When someone is convicted of a crime under the Criminal Code of Canada, there are certain situations under which he might be designated a “Dangerous Offender,” or “DO”. The Crown prosecutor makes an application to have this designation applied to the offender if it is believed that the release of the offender at the end of the sentence would pose a significant danger to the public safety.
Offenses that can precipitate the DO application process include serious personal injury offences. This can include certain sexual assault offense or any violent offense that carries a sentence of at least 10 years. It doesn’t matter whether the act was a one-time offense or whether it was a repeated series of offenses. The nature of the offense is what determines whether the DO designation may apply, not the number of offenses. The important criteria is whether the offender poses a serious threat to other people.
If the offender is granted the DO designation, the designation is for life. What that means is that no matter what the offense was, the offender may be incarcerated for an indeterminate time. This is in contrast to those who do not have this designation. Non-Dos are sentenced to a finite sentence and are eligible for parole after a pre-determined amount of the sentence has been served. In the case of Dos, they can still apply for parole, but not until at least seven years after their custody began. To be granted parole, the onus is on the offender to prove that he is no longer a danger to others.
As mentioned, it is the responsibility of the Crown Prosecutor to initiation the DO application process.
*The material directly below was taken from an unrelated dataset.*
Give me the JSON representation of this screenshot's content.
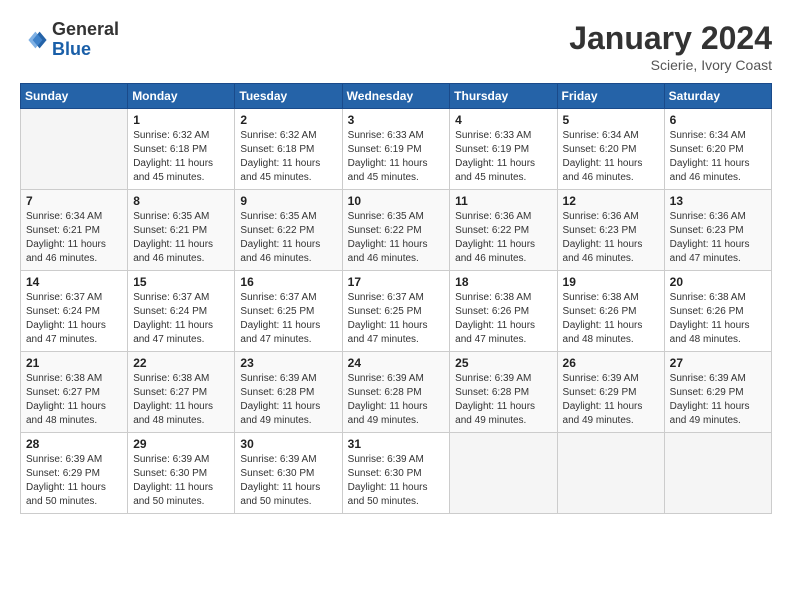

The application must be made at the time of sentencing or up to six months afterwards if new information arises that could bolster the case to assign the DO designation to the offender.
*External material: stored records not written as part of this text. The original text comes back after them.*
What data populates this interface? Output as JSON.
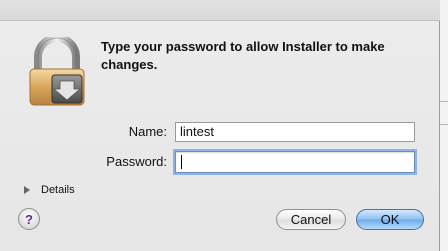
{
  "dialog": {
    "message": "Type your password to allow Installer to make changes.",
    "name_label": "Name:",
    "name_value": "lintest",
    "password_label": "Password:",
    "password_value": "",
    "details_label": "Details",
    "help_label": "?",
    "cancel_label": "Cancel",
    "ok_label": "OK",
    "lock_icon": "lock-icon",
    "accent_color": "#6fa9ea"
  }
}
How does the designation process work?
If the Crown believes the designation is warranted and the sentencing court agrees that the crime falls under the category of a serious personal injury offense, a psychiatric assessment will be ordered. Once the assessment is completed and the report is submitted to the court, the Crown will use the information contained in the report to determine whether the DO designation is warranted. From there, the Crown must get the written approval of the Attorney General in the province before proceeding.
In Canada, those with a criminal record can generally apply for a pardon (or record suspension) after certain criteria are met following their serving of their sentence. Dangerous offenders, however, are not eligible for Canadian pardons even if they are granted parole. For example, if a dangerous offender was convicted of a sex crime, their information will be entered into the sex offender database and that information will not be hidden from criminal background checks.